中古車価格帯はおおむね20万から60万円台で、30万円台の車両が比較的多い。
なかには新車状態で残っているタマもあり、そちらは100万円近いプライスが付けられている。
メーカーカスタマイズドモデルと言えるスタイリングのためか、いじっていたとしてもマフラー交換やハンドル交換程度のライトカスタマイズに留まっているのがほとんど。むしろノーマル車両のほうが多く、比較的状態のよいタマがそろっているのもポイントと言えるかもしれない。
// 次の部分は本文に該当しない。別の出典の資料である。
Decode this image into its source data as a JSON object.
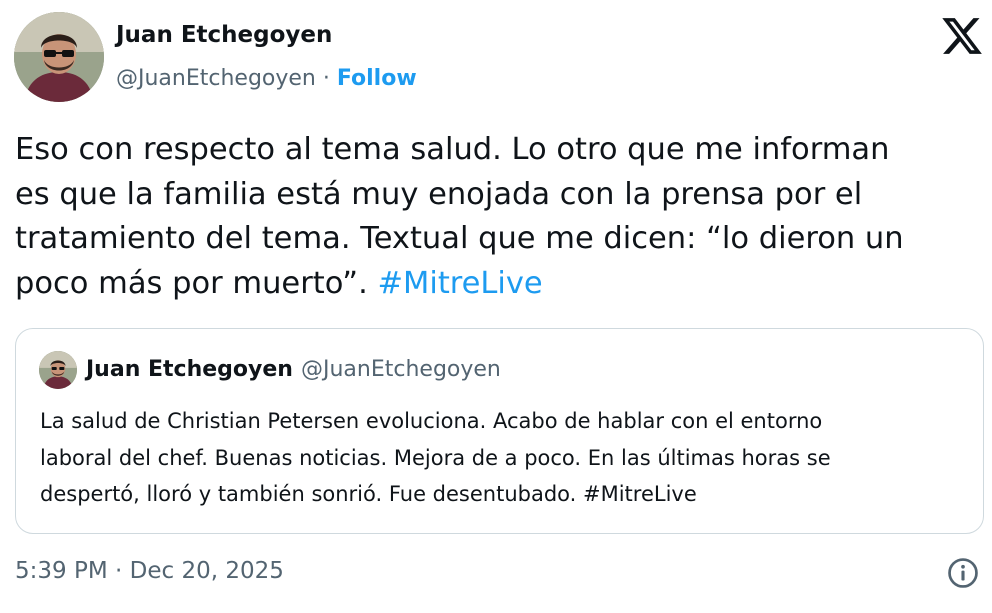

他人と違う、でも目立つ車両がほしいという人にはうってつけのモデルだ。
【ホンダ・シャドウ400】意外や2000年以降のモデルが多し ボリュームゾーンは20万〜30万円
クラシカルなロー&ロングのスタイリングで1997年2月に登場したホンダ・シャドウ400。各所にクロームメッキが施されたパーツを配し、これぞクルーザーモデル! という豪華さで人気を集めた。当時価格62万9000円。
2000年代に入っても生産されており、中古車の流通は60台前後。意外なことに1990年代よりも2000年代以降の年式のほうが流通量は多いため、根気よく探せば状態のよいものに出合える可能性は高い。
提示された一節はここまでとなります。